The sexting scare

Though no ‘epidemic,’ it raises big issues for parents and the law

Anne Kingston

The sexting scareIn January, six teenagers in Greensburg, Penn.—three girls and three boys all under the age of 18—were charged with child pornography for sending and receiving nude pictures of themselves via cellphone after the images were discovered by a high school teacher. Within weeks, teenage “sexting,” to use the catchy coinage, had become a seeming epidemic in the U.S., with a flurry of criminal charges, ranging from possession of child pornography to the lesser felony of obscenity, being laid in more than a dozen states.

With the concerned clucking that inevitably attends coverage of teenage sexuality, the U.S media—from Newsweek to Katie Couric—was all over it. Fox News called sexting “the new craze all over the country among 11- to 17-year-old adolescents.” The New York Post included “evidence” in the form of photos of scantily clad girls.

Yet the statistical proof of a sexting epidemic is scant: one lone survey sponsored by the National Campaign to Prevent Teen and Unwanted Pregnancy and CosmoGirl.com, which reported that 22 per cent of girls and 18 per cent of boys have electronically sent or posted nude or semi-nude images, even though 75 per cent knew it could have serious negative consequences.

That kids use what they believe is the private domain of their cellphones to text racy pictures is hardly surprising. What U.S. law enforcement views as pornography, teenagers see as high-tech flirting, oblivious to its dangerous consequences. Facebook and MySpace are filled with groups like “I’ve Sent Naked Pictures of Myself Over the Phone.” Nor is it shocking that a teenager who receives a naked image is tempted to share it—which is where the risk begins.

“These kinds of images are so ubiquitous, teens don’t see them as shocking,” says M. Gigi Durham, author of The Lolita Effect: The Media Sexualization of Young Girls and What We Can Do About It. “They see them as an acceptable way of representing themselves.”

Sexting is certainly a reminder of how mysteriously porous electronic communication can be. Teenagers’ casual willingness to provide explicit images of themselves only heightens the risk. A 14-year-old Florida boy charged this week with transmitting pornography after he sent a photo of his genitalia to a female classmate explained he did it because he was “bored.”

The discussion has yet to migrate north of the border, where police say sexting isn’t on their radar. “We expect to see it, but we haven’t seen it,” says Det.-Const. Dana Boyko of the Toronto Police Service’s sex crimes unit, child exploitation section. Boyko regularly speaks to teenagers in Grades 7 to 12 and recently asked them about sexting. “They’d heard of it,” she says. “But the general view was that it had been hyped by the media, like it’s the new thing to worry about—sharks, killer bees, sexting.”

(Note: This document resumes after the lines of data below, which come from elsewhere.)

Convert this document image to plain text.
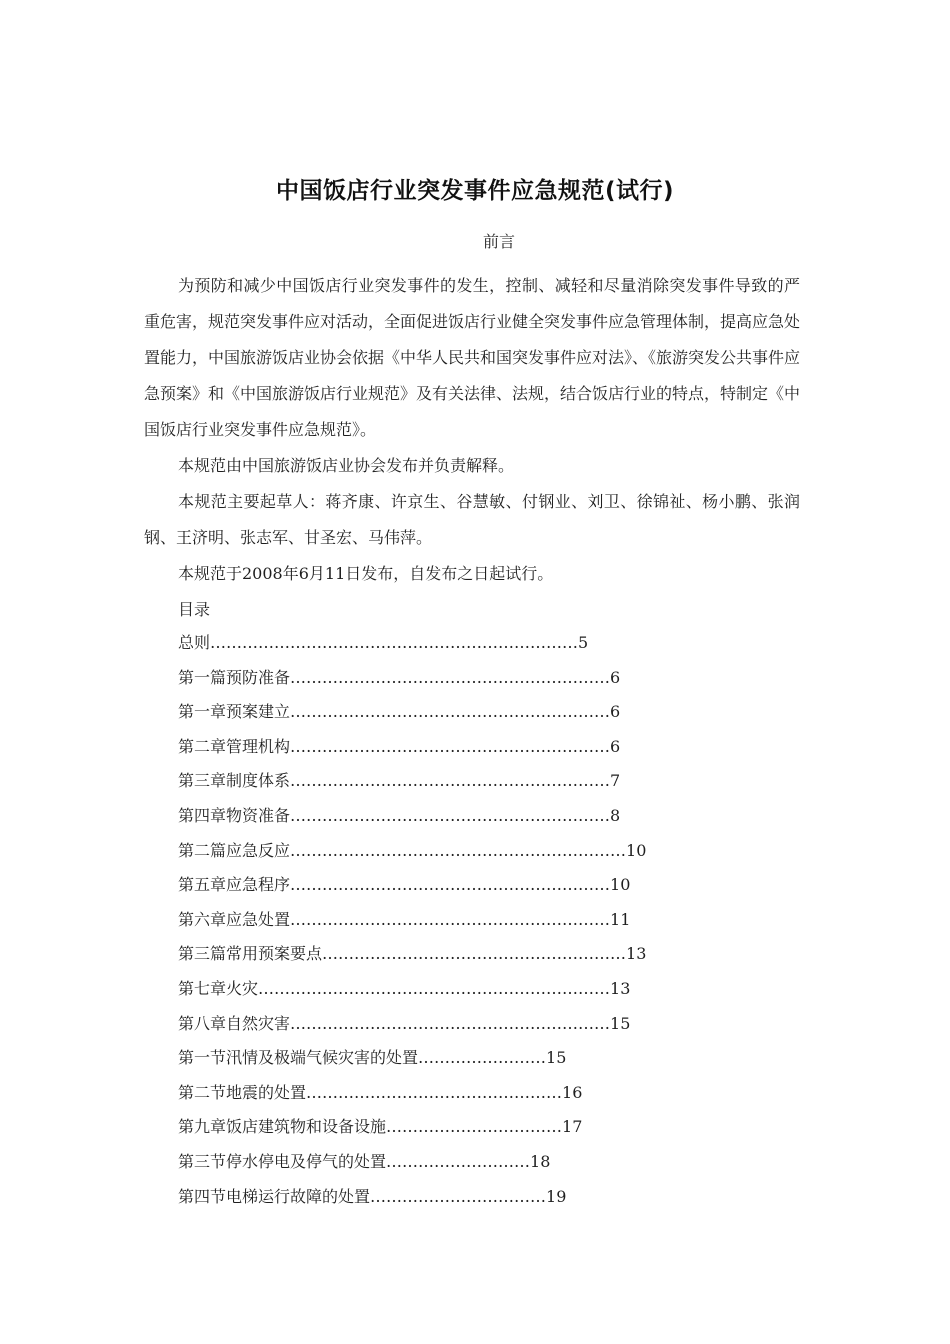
中国饭店行业突发事件应急规范(试行)
前言

为预防和减少中国饭店行业突发事件的发生，控制、减轻和尽量消除突发事件导致的严重危害，规范突发事件应对活动，全面促进饭店行业健全突发事件应急管理体制，提高应急处置能力，中国旅游饭店业协会依据《中华人民共和国突发事件应对法》、《旅游突发公共事件应急预案》和《中国旅游饭店行业规范》及有关法律、法规，结合饭店行业的特点，特制定《中国饭店行业突发事件应急规范》。

本规范由中国旅游饭店业协会发布并负责解释。

本规范主要起草人：蒋齐康、许京生、谷慧敏、付钢业、刘卫、徐锦祉、杨小鹏、张润钢、王济明、张志军、甘圣宏、马伟萍。

本规范于2008年6月11日发布，自发布之日起试行。

目录

总则……………………………………………………………5
第一篇预防准备……………………………………………………6
第一章预案建立……………………………………………………6
第二章管理机构……………………………………………………6
第三章制度体系……………………………………………………7
第四章物资准备……………………………………………………8
第二篇应急反应………………………………………………………10
第五章应急程序……………………………………………………10
第六章应急处置……………………………………………………11
第三篇常用预案要点…………………………………………………13
第七章火灾…………………………………………………………13
第八章自然灾害……………………………………………………15
第一节汛情及极端气候灾害的处置……………………15
第二节地震的处置…………………………………………16
第九章饭店建筑物和设备设施……………………………17
第三节停水停电及停气的处置………………………18
第四节电梯运行故障的处置……………………………19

Obviously, teenagers might be reluctant to tell a cop they’re sending or receiving naked self-portraits. Yet an informal poll of nine teenagers ranging in age from 13 to 18 yields similar findings. One 16-year-old girl says she’s never heard the term, though she didn’t doubt it happens. “But no girls I know would do it,” she says. Another girl expressed frustration with the focus it’s received: “I’m really tired about stories that make all teenage girls look like sluts,” she says.

In Canada, it’s not illegal for two teenagers under the age of 18 to carry naked photographs of one another, provided it’s for private viewing only. “The Supreme Court says that minors can possess sexual images of themselves and others in consensual activity, but when it’s distributed, it becomes child pornography,” explains Toronto criminal lawyer Frank Addario. “The bright line between harmless and criminal,” he says, “is whether the photo depicts the nakedness for a sexual purpose. If you have an image of a naked teen zipping around the Internet, a police officer somewhere is going to see it and lay a charge.” And that charge, he says, would be against the minor who distributed it, not the minor who’d created the photograph.

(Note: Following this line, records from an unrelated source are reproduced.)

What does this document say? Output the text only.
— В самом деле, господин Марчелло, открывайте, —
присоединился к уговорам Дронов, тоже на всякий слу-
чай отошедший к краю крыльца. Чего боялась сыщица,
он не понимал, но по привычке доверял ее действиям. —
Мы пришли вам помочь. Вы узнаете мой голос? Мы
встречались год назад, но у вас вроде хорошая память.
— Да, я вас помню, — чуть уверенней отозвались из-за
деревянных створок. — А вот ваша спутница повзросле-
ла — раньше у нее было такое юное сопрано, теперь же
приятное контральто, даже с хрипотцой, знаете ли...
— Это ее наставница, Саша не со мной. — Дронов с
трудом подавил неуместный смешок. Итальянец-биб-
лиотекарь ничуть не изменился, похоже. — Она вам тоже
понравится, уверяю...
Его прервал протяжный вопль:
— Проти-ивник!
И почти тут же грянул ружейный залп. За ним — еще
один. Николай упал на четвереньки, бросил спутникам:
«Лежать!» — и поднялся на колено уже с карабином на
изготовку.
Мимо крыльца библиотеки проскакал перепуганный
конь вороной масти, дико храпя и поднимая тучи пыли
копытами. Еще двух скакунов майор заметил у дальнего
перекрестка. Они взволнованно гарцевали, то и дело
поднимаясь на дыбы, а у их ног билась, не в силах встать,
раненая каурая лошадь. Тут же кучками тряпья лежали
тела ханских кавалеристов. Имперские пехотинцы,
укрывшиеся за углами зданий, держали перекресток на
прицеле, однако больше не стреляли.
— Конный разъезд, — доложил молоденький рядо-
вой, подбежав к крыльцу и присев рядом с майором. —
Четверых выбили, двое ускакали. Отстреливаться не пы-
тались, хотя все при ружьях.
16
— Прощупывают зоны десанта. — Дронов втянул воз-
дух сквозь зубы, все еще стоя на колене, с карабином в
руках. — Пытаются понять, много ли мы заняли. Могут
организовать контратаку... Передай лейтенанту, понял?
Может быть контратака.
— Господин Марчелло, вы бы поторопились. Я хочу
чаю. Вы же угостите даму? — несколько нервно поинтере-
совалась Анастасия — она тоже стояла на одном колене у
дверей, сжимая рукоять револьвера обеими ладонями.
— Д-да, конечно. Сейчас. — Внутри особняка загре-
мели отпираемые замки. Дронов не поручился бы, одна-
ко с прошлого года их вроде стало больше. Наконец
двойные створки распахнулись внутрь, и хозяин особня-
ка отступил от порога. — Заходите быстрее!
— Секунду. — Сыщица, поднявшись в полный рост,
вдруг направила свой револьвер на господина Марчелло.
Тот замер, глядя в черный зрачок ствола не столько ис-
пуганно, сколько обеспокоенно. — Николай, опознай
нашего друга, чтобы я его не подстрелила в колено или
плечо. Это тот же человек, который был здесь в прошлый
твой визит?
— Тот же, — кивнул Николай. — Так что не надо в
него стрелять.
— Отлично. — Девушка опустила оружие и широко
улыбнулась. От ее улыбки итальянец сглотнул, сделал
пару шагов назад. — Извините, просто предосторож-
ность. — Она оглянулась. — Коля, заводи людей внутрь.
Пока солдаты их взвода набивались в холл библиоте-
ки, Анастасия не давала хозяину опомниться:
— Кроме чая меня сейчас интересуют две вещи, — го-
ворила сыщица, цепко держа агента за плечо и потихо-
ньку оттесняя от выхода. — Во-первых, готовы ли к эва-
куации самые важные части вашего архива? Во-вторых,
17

Boyko says her colleagues have debated how they’d handle a sexting complaint, which raises thorny questions: “Do we really want to charge a child for distribution or possession of child porn?” she asks. “We’d have to look at the circumstances, to see if the situation was abusive. In some cases it might be charges had to be laid, in others that it’s just a lesson.” Teaching a lesson is what U.S. authorities are trying to do, though charging a child as a sexual offender is a harsh remedy with lifelong implications.

Durham believes the conversation about sexting is an important one, even though she questions whether it’s as common as reports suggest. The media focus is useful, she says: “It’s raising interesting legal questions about how, as a society, we should deal with the impacts of new technologies on our lives, and on kids’ lives in particular.”